Naoum, gauche ; Chagall, à droite
(A)tout(s) pour (me) plaire
Assez de scrupules. Passée la scène très superflue de la naissance du peintre, je n’ai plus vu aucune raison, objective, de détester cette production. Objective, car j’expose plus que je n’impose, ici, un point de vue. Film russe, sous-titré en anglais. L’occasion pour moi de pratiquer les deux langues. Les œuvres de Chagall, accessoirement l’un de mes artistes préférés, ne sont pas (comme dans Monuments Men, par exemple) relayées au second plan mais presque traitées comme des personnages à part entière. Plus qu’un décor, elles rythment l’intrigue. L’envol du héros et de sa femme Bella (Kristina Shnayderman), une fois « unis par les liens sacrés du… », évoque la célèbre toile « Les mariés de la Tour Eiffel ». Nulle chèvre violoniste, à l’arrière-plan, bien que l’animal en tant que tel joue un rôle de leitmotiv. À ce propos, la musique d’Alexei Aygi révèle une grande délicatesse.

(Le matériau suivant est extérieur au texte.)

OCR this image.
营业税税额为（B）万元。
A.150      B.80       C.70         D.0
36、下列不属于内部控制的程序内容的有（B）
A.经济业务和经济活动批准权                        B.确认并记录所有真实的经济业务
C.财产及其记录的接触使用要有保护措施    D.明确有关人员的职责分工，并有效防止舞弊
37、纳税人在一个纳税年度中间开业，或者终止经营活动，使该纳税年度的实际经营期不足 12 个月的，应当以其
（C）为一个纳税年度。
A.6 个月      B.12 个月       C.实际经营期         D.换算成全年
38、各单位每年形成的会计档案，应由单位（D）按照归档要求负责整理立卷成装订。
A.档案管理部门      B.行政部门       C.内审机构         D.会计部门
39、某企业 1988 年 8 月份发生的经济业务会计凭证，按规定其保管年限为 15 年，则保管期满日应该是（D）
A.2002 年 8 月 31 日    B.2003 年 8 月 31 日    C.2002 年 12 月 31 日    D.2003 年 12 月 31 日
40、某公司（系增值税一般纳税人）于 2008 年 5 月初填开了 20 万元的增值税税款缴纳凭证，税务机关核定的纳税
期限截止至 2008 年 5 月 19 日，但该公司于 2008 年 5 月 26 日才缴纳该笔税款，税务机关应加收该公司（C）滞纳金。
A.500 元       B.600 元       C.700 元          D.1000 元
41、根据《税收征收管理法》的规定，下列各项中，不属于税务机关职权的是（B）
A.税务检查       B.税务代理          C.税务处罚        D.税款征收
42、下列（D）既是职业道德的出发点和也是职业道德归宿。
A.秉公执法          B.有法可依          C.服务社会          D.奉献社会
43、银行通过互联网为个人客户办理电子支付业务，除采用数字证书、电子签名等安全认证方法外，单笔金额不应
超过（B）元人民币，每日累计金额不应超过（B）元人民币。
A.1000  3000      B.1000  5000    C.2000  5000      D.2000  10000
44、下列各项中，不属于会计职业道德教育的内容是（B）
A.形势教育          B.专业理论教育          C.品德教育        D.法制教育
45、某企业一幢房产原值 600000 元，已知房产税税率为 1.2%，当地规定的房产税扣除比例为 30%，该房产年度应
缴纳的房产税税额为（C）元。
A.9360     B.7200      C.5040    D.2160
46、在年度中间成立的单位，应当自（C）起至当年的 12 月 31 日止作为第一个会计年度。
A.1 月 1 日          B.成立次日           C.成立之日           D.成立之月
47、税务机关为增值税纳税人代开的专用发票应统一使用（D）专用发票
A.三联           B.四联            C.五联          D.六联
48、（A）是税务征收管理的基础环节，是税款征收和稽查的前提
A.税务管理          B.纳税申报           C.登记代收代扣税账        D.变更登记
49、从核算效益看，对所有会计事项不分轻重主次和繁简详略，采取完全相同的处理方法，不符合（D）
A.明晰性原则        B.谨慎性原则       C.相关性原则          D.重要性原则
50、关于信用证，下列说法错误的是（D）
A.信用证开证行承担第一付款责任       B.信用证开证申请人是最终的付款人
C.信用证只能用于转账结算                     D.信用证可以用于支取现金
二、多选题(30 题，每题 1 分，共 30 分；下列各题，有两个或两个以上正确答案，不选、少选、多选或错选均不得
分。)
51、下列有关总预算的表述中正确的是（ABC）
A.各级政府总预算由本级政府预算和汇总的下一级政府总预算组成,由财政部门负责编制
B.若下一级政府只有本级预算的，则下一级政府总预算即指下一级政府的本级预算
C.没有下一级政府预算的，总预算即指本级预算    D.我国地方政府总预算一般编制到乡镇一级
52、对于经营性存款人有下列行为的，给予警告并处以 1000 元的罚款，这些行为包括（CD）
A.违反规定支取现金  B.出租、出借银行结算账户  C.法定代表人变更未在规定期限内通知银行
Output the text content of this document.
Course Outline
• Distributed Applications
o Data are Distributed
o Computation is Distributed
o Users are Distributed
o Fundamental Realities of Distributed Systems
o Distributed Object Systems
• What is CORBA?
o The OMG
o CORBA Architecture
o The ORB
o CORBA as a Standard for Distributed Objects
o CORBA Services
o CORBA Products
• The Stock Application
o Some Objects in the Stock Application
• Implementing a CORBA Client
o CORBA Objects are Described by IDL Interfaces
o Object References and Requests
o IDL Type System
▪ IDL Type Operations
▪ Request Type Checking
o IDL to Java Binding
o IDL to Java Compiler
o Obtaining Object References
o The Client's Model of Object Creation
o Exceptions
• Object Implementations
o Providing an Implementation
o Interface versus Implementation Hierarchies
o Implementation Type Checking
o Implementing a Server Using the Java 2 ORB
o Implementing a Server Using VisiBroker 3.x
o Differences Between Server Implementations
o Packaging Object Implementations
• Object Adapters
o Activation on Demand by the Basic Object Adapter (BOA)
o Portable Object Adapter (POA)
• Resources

De même, les quelques effets spéciaux que l’on pourrait prendre pour des maladresses font en réalité corps avec la naïveté légendaire de Marc Chagall. Parlant de corps, le charme de l’acteur principal, Leonid Bichevin que l’on aperçoit nu au tout début, présente un atout considérable. Au-delà de la sollicitation de tous les sens, et non seulement la vue, le film participe d’un puissant équilibre.
Un et un font tout sauf deux
Le film est construit sur un système d’oppositions. Deux parties, « Chagall » – « Malevitch », énoncées dans le titre. Au duo fondateur répondent ensuite d’autres paires, Chagall / Bella, l’âme sœur ; Chagall / Naoum, le rival ; le ciel / la terre ; la guerre / la paix ; la révolution / le tsarisme ; le Diable / Dieu : le feu / l’eau… autant de concepts qui s’incarnent dans le script-même. Le scénario s’ouvre sur la naissance de Marc Chagall, ranimé dans un seau d’eau glacé avec, en toile de fond, des flammes illustrant « le feu intérieur qui ne cessera dès lors de brûler en lui ». On comprend très rapidement que son meilleur ami d’enfance, Naoum (Semyon Shkalikov), aimerait lui voler le cœur de Bella. Heureusement, il rentre de Paris à temps pour se marier. Interdit de voyage par la révolution, il fonde une école d’art à Vitebsk où il encourage vivement le fils d’un rabbin. Ainsi se forge, au travers du maître et de l’élève, un nouveau couple. L’arrivée de Malevitch (Anatoly Belyy) compromet progressivement l’autorité du professeur naïf. Le premier se compare à Dieu, prétend régner sur la Terre au gré d’un nouveau courant artistique, le suprématisme ; le second, défend un style figuratif onirique, associant la peinture à un moyen de transport. Un transport de nature céleste. D’où les quelques scènes, dont la dernière, où l’artiste flotte dans les airs arrimé à son chevalet. À la fin, tous les personnages, morts ou vivants, gentils ou méchants, l’y rejoignent, sauf Malevitch, qui maintient son désir de dominer le globe.
De manière générale, la philosophie repose sur un tissus de contraires. Le mal n’existe pas sans le bien, le bonheur sans le mal-être, le noir sans le blanc, la fumée sans le feu. De la même façon, le génie créateur de Chagall tient en grande partie au soutien de sa femme, à qui l’on doit cette réplique nodale : « Tu sais, dans un couple, pour que l’un puisse voler, il faut que l’autre le protège en gardant les pieds sur terre. L’absence de pareil ancrage engendre le chaos ». Au risque de paraître sexiste, niaise, ou même simpliste, je retiendrai cette citation comme moralité de ce film merveilleux, aux deux sens du terme.